Failed to create DataReader error

4 posts / 0 new
Last post
Offline
Last seen: 10 years 2 months ago
Joined: 08/04/2014
Posts: 6
Failed to create DataReader error

I'm attempting to run a large number of participants (via individual C++ exes), each containing one subscriber with a data reader for a content filtered topic.

I'm finding that I can start approx 130 of them and then get the following error:

RTIOsapiThread_new:OS pthread_create() failure, error 0: Success, attr sched policy 0, schedparam priority 0, inheritsched 1, detach state 1, scope 0, stack size 67108864
COMMENDActiveFacade_addReceiverThread:!create rR030066c5501
COMMENDLocalReaderRO_init:!create multicast entryPort
COMMENDSrReaderService_createReader:!init ro
PRESPsService_enableLocalEndpointWithCursor:!create Reader in srrService
PRESPsService_enableLocalEndpoint:!enable local endpoint
DDSDataReader_impl::createl:ERROR: Failed to auto-enable entity
DDSFactoryPluginSupport::createDataReader:Error: Failed to create DataReader
DDS_FactoryXmlPlugin_createDataReadersWithNamesl:!create DataReader
DDS_FactoryXmlPlugin_createDataReaders:!create DataReaders from XML DataReader "::MyParticipantLibrary::MyParticipant::MySubscriber::MyReader"

 

Note that I'm using multicast and the participants are defined in an XML file and created via XML Application Creation.

I have also modified the following QoS settings to ensure that I can create enough participants in the same domain (0):

domain_id_gain = 2000
participant_id_gain = 2

 

I'm assuming it's port related based on the reference to "create multicast entryPort", but I've worked through the port numbering algorithm and can't see that I should be getting any problems.

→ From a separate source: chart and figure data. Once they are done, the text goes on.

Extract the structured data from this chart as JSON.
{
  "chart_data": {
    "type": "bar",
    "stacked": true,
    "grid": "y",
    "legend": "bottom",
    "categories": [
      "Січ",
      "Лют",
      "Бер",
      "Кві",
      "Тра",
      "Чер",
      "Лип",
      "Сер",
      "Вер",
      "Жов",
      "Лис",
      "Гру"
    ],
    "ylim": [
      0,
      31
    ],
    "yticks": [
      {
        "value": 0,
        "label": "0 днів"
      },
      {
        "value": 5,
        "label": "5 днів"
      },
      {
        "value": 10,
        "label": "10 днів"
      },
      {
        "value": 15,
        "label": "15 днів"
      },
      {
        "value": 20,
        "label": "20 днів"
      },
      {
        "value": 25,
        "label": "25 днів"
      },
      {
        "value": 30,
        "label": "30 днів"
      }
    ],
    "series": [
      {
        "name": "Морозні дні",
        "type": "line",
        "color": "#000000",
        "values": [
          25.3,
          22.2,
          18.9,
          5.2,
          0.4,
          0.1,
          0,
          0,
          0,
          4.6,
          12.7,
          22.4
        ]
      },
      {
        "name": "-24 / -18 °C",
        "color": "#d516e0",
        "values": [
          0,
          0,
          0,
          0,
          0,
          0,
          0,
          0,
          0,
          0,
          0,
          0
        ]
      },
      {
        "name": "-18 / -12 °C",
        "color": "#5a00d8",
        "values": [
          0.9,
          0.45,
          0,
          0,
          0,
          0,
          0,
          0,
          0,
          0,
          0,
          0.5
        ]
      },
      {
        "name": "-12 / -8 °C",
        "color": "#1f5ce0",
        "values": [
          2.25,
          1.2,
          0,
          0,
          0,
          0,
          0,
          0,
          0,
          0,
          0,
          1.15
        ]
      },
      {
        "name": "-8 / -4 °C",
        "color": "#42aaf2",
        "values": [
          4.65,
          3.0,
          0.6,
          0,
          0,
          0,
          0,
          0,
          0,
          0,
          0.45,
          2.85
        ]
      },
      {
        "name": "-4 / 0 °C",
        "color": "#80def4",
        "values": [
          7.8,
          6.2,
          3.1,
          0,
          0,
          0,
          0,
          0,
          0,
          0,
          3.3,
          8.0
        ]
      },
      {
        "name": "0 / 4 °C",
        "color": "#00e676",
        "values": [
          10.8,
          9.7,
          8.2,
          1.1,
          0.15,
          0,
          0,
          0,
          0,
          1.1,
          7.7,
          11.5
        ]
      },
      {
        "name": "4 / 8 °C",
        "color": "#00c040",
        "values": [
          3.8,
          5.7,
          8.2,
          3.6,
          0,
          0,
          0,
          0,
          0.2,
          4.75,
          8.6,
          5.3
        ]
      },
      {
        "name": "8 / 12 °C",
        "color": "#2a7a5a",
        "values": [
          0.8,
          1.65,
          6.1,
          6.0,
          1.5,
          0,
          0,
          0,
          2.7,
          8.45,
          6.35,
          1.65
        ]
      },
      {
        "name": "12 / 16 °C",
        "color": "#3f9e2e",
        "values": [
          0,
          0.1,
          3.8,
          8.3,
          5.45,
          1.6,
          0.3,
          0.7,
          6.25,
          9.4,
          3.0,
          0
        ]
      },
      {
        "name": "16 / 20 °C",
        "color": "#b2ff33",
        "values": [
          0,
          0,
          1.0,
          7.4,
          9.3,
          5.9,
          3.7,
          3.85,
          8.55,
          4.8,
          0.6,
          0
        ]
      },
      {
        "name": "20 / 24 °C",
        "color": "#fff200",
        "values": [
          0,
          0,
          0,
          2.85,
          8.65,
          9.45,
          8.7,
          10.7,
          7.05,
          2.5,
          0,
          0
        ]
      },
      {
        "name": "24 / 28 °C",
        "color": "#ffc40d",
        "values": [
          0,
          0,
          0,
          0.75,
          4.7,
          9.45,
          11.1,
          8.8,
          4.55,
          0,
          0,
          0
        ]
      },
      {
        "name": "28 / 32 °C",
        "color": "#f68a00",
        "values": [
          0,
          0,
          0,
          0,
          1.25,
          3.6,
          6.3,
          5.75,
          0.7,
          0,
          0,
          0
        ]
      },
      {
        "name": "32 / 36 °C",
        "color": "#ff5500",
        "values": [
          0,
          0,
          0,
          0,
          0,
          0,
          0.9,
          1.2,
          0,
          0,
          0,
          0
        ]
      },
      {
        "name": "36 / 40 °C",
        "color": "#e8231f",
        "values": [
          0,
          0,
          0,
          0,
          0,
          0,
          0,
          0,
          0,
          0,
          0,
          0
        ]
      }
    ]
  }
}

When I start the first participant I see 4 ports being used (7400, 7401, 7410 & 7411), the second participant uses another 4 (7400, 7401, 7412 & 7413) and so on....

Any ideas?

Gerardo Pardo's picture
Offline
Last seen: 1 week 1 day ago
Joined: 06/02/2010
Posts: 602

Hi,

I do not think this problem is port related. I believe that the problem is that pthread_create() is failing. This is what the first line in the error message is saying.  

This log message should be reporting the reason for the error. But extrangely it is printing that pthread_create() returned "0" (which would be a success). However inspecting the code I can see that the only way it can get to print that message is if  pthread_create() returned a non-zero value.

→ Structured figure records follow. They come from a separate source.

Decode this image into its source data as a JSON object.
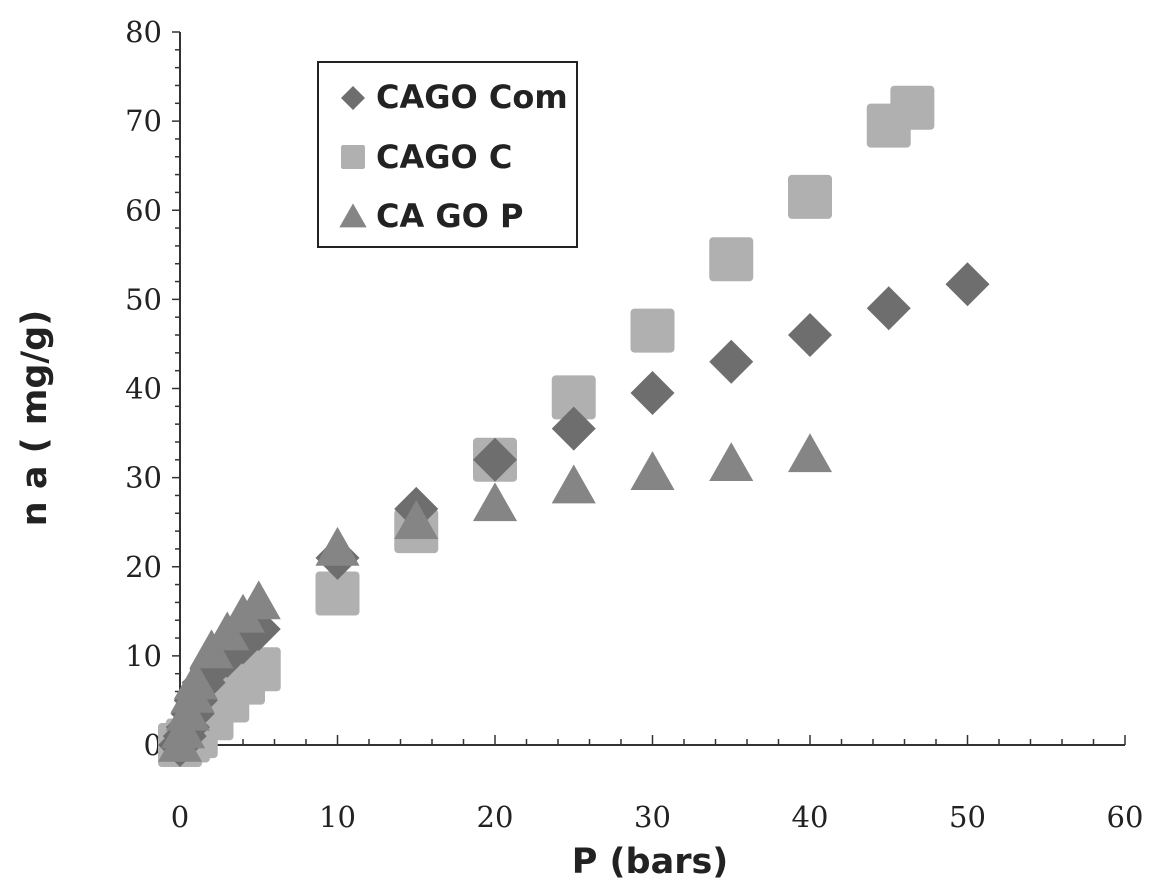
{
  "chart_data": {
    "type": "scatter",
    "title": "",
    "xlabel": "P (bars)",
    "ylabel": "n a ( mg/g)",
    "xlim": [
      0,
      60
    ],
    "ylim": [
      0,
      80
    ],
    "x_ticks": [
      0,
      10,
      20,
      30,
      40,
      50,
      60
    ],
    "y_ticks": [
      0,
      10,
      20,
      30,
      40,
      50,
      60,
      70,
      80
    ],
    "grid": false,
    "legend": {
      "placement": "top-left inside plot",
      "boxed": true
    },
    "series": [
      {
        "name": "CAGO Com",
        "marker": "diamond",
        "color": "#6e6e6e",
        "points": [
          [
            0,
            0
          ],
          [
            0.3,
            1
          ],
          [
            0.5,
            2
          ],
          [
            0.8,
            3.5
          ],
          [
            1,
            5
          ],
          [
            1.5,
            7
          ],
          [
            2,
            8.5
          ],
          [
            3,
            10
          ],
          [
            4,
            11.5
          ],
          [
            5,
            13
          ],
          [
            10,
            21
          ],
          [
            15,
            26.5
          ],
          [
            20,
            32
          ],
          [
            25,
            35.5
          ],
          [
            30,
            39.5
          ],
          [
            35,
            43
          ],
          [
            40,
            46
          ],
          [
            45,
            49
          ],
          [
            50,
            51.7
          ]
        ]
      },
      {
        "name": "CAGO C",
        "marker": "square",
        "color": "#b0b0b0",
        "points": [
          [
            0,
            0
          ],
          [
            0.5,
            0.5
          ],
          [
            1,
            1
          ],
          [
            2,
            3
          ],
          [
            3,
            5
          ],
          [
            4,
            7
          ],
          [
            5,
            8.5
          ],
          [
            10,
            17
          ],
          [
            15,
            24
          ],
          [
            20,
            32
          ],
          [
            25,
            39
          ],
          [
            30,
            46.5
          ],
          [
            35,
            54.5
          ],
          [
            40,
            61.5
          ],
          [
            45,
            69.5
          ],
          [
            46.5,
            71.5
          ]
        ]
      },
      {
        "name": "CA GO P",
        "marker": "triangle",
        "color": "#858585",
        "points": [
          [
            0,
            0
          ],
          [
            0.2,
            1.5
          ],
          [
            0.5,
            3.5
          ],
          [
            0.8,
            5.5
          ],
          [
            1,
            7
          ],
          [
            2,
            10.5
          ],
          [
            3,
            12.5
          ],
          [
            4,
            14.5
          ],
          [
            5,
            16
          ],
          [
            10,
            22
          ],
          [
            15,
            25
          ],
          [
            20,
            27
          ],
          [
            25,
            29
          ],
          [
            30,
            30.5
          ],
          [
            35,
            31.5
          ],
          [
            40,
            32.5
          ]
        ]
      }
    ]
  }
}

Each DDS DomainParticipant creates a number of threads. Some of these threads are created to serve the different receive ports. So in particular the DomainParticipant tries to create a thread to listen to the multicast address and this is failing.

Since we cannot see the error value returned by pthread_create() I am not sure what is causing the failure. But one thing I would suspect is memory.

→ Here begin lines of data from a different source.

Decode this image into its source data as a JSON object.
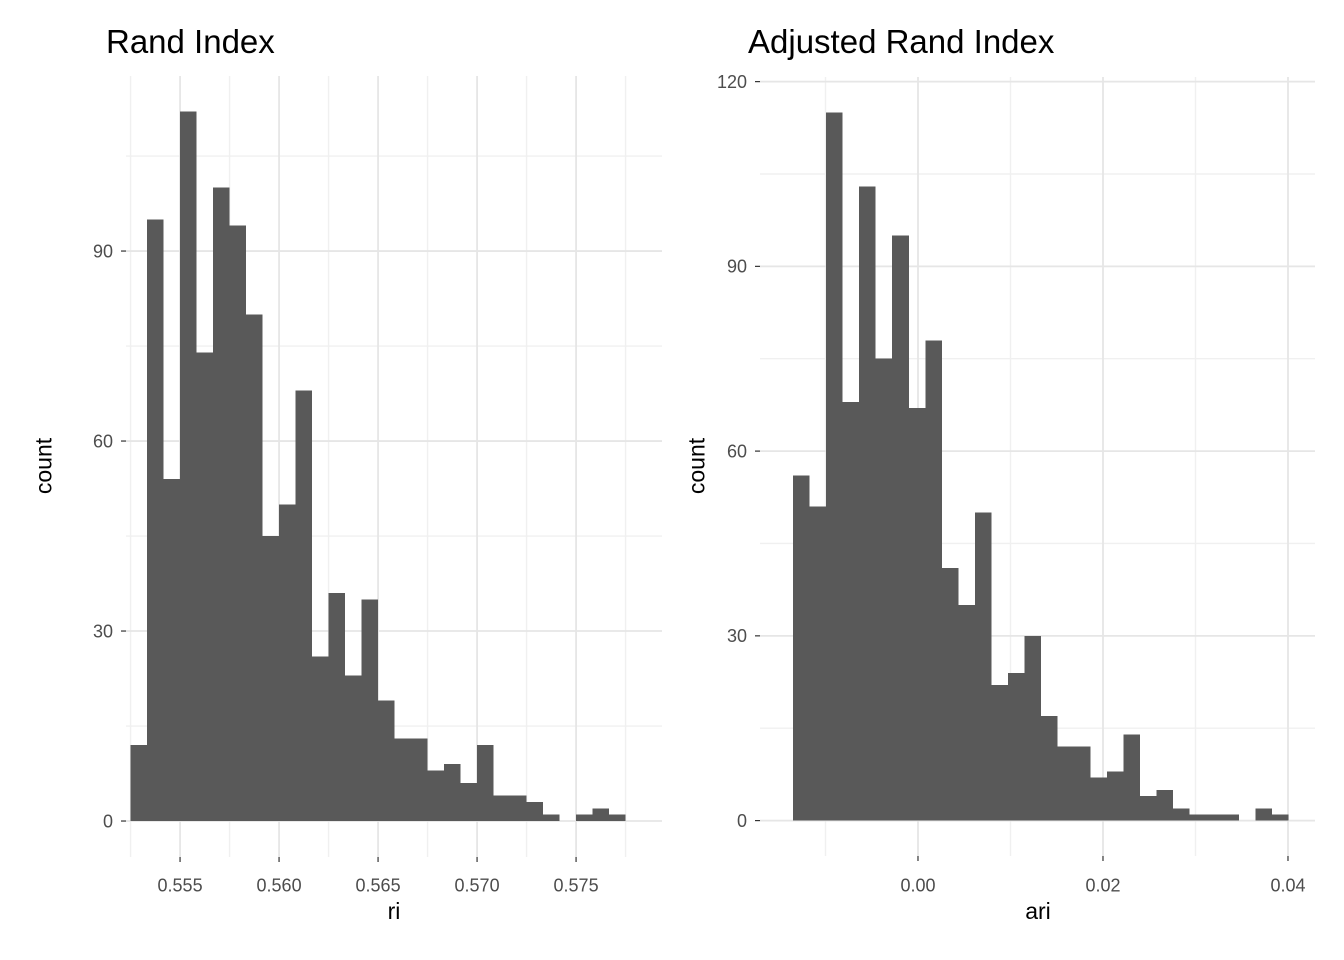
{
  "figure": {
    "background": "#ffffff",
    "description_note": "Two side-by-side histograms of clustering agreement indices"
  },
  "style": {
    "bar_fill": "#595959",
    "grid_major_color": "#e6e6e6",
    "grid_minor_color": "#f0f0f0",
    "tick_mark_color": "#333333",
    "axis_text_color": "#4d4d4d",
    "title_color": "#000000",
    "axis_title_color": "#000000"
  },
  "chart_data": [
    {
      "type": "bar",
      "subtype": "histogram",
      "title": "Rand Index",
      "xlabel": "ri",
      "ylabel": "count",
      "bin_start": 0.5525,
      "bin_width": 0.0008333,
      "counts": [
        12,
        95,
        54,
        112,
        74,
        100,
        94,
        80,
        45,
        50,
        68,
        26,
        36,
        23,
        35,
        19,
        13,
        13,
        8,
        9,
        6,
        12,
        4,
        4,
        3,
        1,
        0,
        1,
        2,
        1
      ],
      "total_n": 1000,
      "x_major": {
        "values": [
          0.555,
          0.56,
          0.565,
          0.57,
          0.575
        ],
        "labels": [
          "0.555",
          "0.560",
          "0.565",
          "0.570",
          "0.575"
        ]
      },
      "x_minor": [
        0.5525,
        0.5575,
        0.5625,
        0.5675,
        0.5725,
        0.5775
      ],
      "y_major": {
        "values": [
          0,
          30,
          60,
          90
        ],
        "labels": [
          "0",
          "30",
          "60",
          "90"
        ]
      },
      "y_minor": [
        15,
        45,
        75,
        105
      ],
      "xlim": [
        0.55227,
        0.57934
      ],
      "ylim": [
        -5.68,
        117.64
      ],
      "grid": true,
      "legend": "none"
    },
    {
      "type": "bar",
      "subtype": "histogram",
      "title": "Adjusted Rand Index",
      "xlabel": "ari",
      "ylabel": "count",
      "bin_start": -0.0135,
      "bin_width": 0.001786,
      "counts": [
        56,
        51,
        115,
        68,
        103,
        75,
        95,
        67,
        78,
        41,
        35,
        50,
        22,
        24,
        30,
        17,
        12,
        12,
        7,
        8,
        14,
        4,
        5,
        2,
        1,
        1,
        1,
        0,
        2,
        1
      ],
      "total_n": 1000,
      "x_major": {
        "values": [
          0.0,
          0.02,
          0.04
        ],
        "labels": [
          "0.00",
          "0.02",
          "0.04"
        ]
      },
      "x_minor": [
        -0.01,
        0.01,
        0.03
      ],
      "y_major": {
        "values": [
          0,
          30,
          60,
          90,
          120
        ],
        "labels": [
          "0",
          "30",
          "60",
          "90",
          "120"
        ]
      },
      "y_minor": [
        15,
        45,
        75,
        105
      ],
      "xlim": [
        -0.01708,
        0.04292
      ],
      "ylim": [
        -5.75,
        120.75
      ],
      "grid": true,
      "legend": "none"
    }
  ]
}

What platform are you running on? Depending on the platform each thread may be getting a default stack size which in some Linux computers is about 8MB. In this case, given that each participant creates on the order of half a dozen threads it would end up requiring about 50MB of stack space per DomainParticipant. To create 130 participants it would need more than 6GB of memory which may exceed what you have available.

It that were indeed the reason for the failure then you could work around it by specifying a smaller stack size. This you can do using the ThreadSettings_t which appear in several QoS Policies. See the detailed description section in:  http://community.rti.com/rti-doc/510/ndds.5.1.0/doc/html/api_cpp/structDDS__ThreadSettings__t.html

Gerardo

Offline
Last seen: 10 years 2 months ago
Joined: 08/04/2014
Posts: 6

Thanks for your response Gerardo.

A bit more background information....

I'm running on a Linux platform with the following:

Memory available = approx 23GB

Max stack size (based on ulimit -s) = 64MB (and I note that you can see this value (in bytes) being passed into the pthread_create call as listed in the error message)

As per your suggestion, I've tried modifying the stack_size participant QoS settings for both <event> and <receiver_pool> to a different smaller value, but it does not seem to effect how many processes I can run. I still get the same error message (except I can see the reduced stack size limit being passed into pthread_create, so at least I know the value is getting through!). I've tried it with a range of values, both smaller (32K) and larger (80MB), with the same results. I can still only get approximately 130 processes/participants to run (remember that I'm running each participant as a separate executable).

As we seem to have ample memory, I'm wondering if there is another limit I'm exceeding. Perhaps running out of file descriptors or something similar?

Julie

 

Offline
Last seen: 10 years 2 months ago
Joined: 08/04/2014
Posts: 6

Well, it turns out I was exceeding the number of max user processes/threads allowed.

The default max value was 1024, so by the time you account for the number of threads each executable starts, plus other processes I was running (eg shells etc), it was exceeding the limit.

I increased the max to 10000 (ulimit -u 10000) and it now works!